The Business, Innovation and Skills Committee has launched a corporate governance inquiry, which includes a focus on executive remuneration.
The chair of the committee, Ian Wright MP, said: “Whopping pay awards to senior executives are not only vastly bigger than workers could ever expect to receive but often seem to have very little relationship to company performance. While there has been some recent shareholder actions against these ever larger pay packages, can we have any confidence that the current framework for controlling pay is working? As a Committee, we will want to look at whether executive pay should take account of companies’ long-term performance and whether the Government should intervene to control executive pay.”
Questions raised about executive pay are:
- What factors have influenced the steep rise in executive pay over the past 30 years relative to salaries of more junior employees?
- How should executive pay take account of companies’ long-term performance?
- Should executive pay reflect the value added by executives to companies relative to more junior employees?
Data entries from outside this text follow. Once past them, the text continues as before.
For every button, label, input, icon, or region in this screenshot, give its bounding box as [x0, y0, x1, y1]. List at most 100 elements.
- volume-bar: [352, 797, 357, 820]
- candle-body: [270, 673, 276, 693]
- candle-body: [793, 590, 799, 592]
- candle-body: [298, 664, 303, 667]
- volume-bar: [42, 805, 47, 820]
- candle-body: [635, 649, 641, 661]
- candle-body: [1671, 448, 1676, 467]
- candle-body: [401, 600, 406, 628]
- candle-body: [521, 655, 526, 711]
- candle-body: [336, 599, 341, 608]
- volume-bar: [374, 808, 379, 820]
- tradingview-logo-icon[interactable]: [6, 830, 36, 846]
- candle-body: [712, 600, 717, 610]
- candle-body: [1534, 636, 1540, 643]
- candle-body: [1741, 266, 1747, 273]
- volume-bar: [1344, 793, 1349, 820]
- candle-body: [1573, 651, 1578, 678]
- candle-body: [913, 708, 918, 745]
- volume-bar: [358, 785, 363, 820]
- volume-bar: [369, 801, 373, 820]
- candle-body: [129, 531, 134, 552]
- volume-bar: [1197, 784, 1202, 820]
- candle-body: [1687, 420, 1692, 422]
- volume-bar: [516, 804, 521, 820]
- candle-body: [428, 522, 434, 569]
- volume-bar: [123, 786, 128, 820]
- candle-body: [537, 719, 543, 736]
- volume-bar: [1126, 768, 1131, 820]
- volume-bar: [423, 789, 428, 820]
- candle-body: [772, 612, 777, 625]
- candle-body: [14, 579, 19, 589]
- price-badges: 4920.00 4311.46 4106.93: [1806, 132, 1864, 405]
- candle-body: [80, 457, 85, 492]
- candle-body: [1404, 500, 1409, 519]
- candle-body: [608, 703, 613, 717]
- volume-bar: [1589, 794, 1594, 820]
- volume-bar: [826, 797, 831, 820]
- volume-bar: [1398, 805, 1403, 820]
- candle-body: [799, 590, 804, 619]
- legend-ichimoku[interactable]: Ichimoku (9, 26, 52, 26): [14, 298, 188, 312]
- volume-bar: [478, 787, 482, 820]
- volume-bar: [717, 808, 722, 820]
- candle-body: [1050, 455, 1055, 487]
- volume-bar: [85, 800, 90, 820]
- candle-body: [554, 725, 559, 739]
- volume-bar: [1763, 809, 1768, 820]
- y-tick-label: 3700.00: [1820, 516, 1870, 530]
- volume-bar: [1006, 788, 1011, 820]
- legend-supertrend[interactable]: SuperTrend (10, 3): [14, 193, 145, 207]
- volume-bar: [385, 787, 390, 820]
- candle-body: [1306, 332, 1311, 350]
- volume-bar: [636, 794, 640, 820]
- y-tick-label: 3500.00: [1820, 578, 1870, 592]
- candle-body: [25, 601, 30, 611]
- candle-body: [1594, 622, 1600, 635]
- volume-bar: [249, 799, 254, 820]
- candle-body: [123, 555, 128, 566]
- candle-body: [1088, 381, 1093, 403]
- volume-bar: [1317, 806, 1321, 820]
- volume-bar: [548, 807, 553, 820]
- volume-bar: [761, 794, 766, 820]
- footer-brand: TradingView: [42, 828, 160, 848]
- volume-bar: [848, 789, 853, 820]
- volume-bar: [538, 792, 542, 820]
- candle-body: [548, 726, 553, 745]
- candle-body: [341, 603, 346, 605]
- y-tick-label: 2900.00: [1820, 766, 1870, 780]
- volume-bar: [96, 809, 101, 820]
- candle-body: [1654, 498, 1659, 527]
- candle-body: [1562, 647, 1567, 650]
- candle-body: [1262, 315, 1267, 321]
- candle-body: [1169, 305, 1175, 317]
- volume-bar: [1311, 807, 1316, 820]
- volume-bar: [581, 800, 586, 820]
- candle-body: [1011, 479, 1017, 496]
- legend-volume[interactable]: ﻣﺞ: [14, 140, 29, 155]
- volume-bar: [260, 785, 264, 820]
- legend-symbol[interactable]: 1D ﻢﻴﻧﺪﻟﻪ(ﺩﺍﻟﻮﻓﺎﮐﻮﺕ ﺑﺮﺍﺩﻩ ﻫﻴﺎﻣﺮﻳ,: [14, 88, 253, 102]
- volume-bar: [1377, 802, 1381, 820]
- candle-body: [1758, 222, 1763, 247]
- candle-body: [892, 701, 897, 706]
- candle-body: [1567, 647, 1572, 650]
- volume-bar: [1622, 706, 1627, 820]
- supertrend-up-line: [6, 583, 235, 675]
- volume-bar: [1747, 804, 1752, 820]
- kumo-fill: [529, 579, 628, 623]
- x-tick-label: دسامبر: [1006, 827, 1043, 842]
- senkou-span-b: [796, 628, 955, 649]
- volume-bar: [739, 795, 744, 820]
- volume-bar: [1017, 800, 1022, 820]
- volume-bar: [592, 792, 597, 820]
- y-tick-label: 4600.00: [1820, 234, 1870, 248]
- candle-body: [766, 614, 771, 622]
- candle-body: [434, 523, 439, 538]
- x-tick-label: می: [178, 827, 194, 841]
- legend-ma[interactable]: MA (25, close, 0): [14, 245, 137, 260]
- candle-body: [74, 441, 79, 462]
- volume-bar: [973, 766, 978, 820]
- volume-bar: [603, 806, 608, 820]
If so, how?
- What evidence is there that executive pay is too high? How, if at all, should Government seek to influence or control executive pay?
- Do recent high-profile shareholder actions demonstrate that the current framework for controlling executive pay is bedding in effectively? Should shareholders have a greater role? (see our post on Legal & General’s views on this issue)
- Should there be worker representation on … remuneration committees? If so, what form should this take? (for further information, see our post on this topic).
The deadline for written submissions is 26 October.